Blood alcohol content relates directly to the alcohol concentration in alveolar breath. This relationship allows a non-invasive estimation of blood alcohol levels by measuring breath alcohol levels. Simple devices that may be used for field determination of alcohol content in exhaled breath are of increasing interest, not only for police and others charged with regulating highway safety, but for those serving alcoholic beverages, as recent court cases have held such persons responsible for damage done by their intoxicated patrons or guests. A variety of devices for determining alcohol levels of human subjects are known, as for example that shown by Forrester in U.S. Pat. No 2,591,691, which describes a device that permits exhaled breath to be forced through an acidic solution of potassium permanganate at a flow rate of at least 800 ml per minute. By measuring the time required to decolorize the solution, the breath alcohol content, and from that the degree of intoxication, may be estimated. The device is simple and the test is fast, but the color change from pink to colorless is not distinct. The colored oxidizing solution also must be prepared immediately prior to testing, by mixing specific amounts of a standard potassium permanganate solution and a known-concentration sulfuric acid solution, as the solution will deteriorate rapidly on standing.
Permanganate salts coated on solid supports such as molecular sieve, silica gel and clay have been reported by Regen et al., in J. Am. Chem. Soc. 99, pp. 3837-3838 (1977) for oxidation of alcohol in organic solvents at 70.degree. C. under neutral conditions, but not as a colorimetric reagent.
Other devices for semi-quantitative determination of alcohol in breath use the color change produced when ethanol is oxidized by chromate anion under strongly acidic conditions. For example, Grosskopf, in U.S. Pat. No. 2,939,768, discloses a reagent made by impregnating silica gel with potassium dichromate, sulfuric acid, arsenic trioxide and iodine. A simpler version, in which the arsenic trioxide and iodine have been removed, is disclosed by Luckey in U.S. Pat. No. 3,223,488. Other variations have been disclosed. A similar reagent, in which the sulfuric acid has been replaced by metaphosphoric acid, is shown by McConnaughey in U.S. Pat. No. 3,455,654, and the sulfuric acid may be augmented with a pentavalent phosphorous compound and perchloric acid, as shown by McConnaghey in U.S. Pat. No. 3,684,456. Keyes, in U.S. Pat. No. 3,582,274, shows another version which uses a nitric acid solution as the acid source.

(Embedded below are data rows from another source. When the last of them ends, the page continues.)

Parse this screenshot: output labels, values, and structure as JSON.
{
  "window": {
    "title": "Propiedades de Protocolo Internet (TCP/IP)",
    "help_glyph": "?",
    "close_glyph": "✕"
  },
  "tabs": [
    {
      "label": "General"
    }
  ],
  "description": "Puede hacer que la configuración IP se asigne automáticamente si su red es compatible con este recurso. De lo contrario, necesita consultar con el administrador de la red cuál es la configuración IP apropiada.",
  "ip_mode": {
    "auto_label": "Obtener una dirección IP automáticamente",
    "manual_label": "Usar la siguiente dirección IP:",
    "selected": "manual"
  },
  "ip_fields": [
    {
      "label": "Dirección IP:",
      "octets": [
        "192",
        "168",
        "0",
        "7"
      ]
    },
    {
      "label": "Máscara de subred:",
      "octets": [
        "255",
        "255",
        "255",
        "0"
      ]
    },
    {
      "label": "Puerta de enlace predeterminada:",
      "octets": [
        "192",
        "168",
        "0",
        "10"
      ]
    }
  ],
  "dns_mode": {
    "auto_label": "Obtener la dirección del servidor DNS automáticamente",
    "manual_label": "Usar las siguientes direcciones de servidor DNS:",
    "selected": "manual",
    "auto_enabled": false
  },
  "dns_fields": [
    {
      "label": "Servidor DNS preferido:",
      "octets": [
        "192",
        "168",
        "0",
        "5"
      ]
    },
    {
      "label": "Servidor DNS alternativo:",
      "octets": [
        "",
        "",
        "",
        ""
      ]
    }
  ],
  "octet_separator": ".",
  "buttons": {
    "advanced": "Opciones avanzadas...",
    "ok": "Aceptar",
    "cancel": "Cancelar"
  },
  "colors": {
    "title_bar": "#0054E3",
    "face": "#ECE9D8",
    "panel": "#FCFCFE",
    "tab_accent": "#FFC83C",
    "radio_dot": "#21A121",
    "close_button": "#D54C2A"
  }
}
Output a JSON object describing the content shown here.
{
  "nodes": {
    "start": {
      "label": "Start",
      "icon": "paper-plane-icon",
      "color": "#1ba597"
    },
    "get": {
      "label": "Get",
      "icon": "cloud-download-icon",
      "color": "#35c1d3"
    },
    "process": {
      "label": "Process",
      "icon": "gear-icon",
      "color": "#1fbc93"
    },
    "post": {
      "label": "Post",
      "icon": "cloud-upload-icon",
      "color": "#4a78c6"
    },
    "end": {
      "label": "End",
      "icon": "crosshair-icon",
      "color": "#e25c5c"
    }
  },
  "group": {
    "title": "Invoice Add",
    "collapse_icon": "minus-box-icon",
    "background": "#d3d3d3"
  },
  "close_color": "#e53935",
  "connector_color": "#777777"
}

Devices based on these reagents have been disclosed as well, as for example the tube of Kral et al., U.S. Pat. No. 3,725,007, which contains glass particles bonded with silica gel that is impregnated with dichromate and sulfuric acid, and the combination of a tube containing acid and dichromate protected by silica-gel desiccant, shown by Gump in U.S. Pat. No. 4,656,008. Rislove discloses, in U.S. Pat. No. 4,791,065, silica gel as a solid carrier for the acid and dichromate.
The color change of the dichromate-acid reagent in the presence of ethanol is relatively distinct and may be from an initial orange or yellow color to an exposed green or dark green color, depending on the manufacturers' methods. The change is slow, however, and the reagents are corrosive and toxic. Chromate is a carcinogen, and both the chromate and the acid are environmental hazards, which complicates disposal.
Thus a need exists for a device and method which permits rapid and reliable estimation of ethanol in breath samples, is safe and easy to manufacture, is stable for storage and easily used in the field, and does not create disposal problems.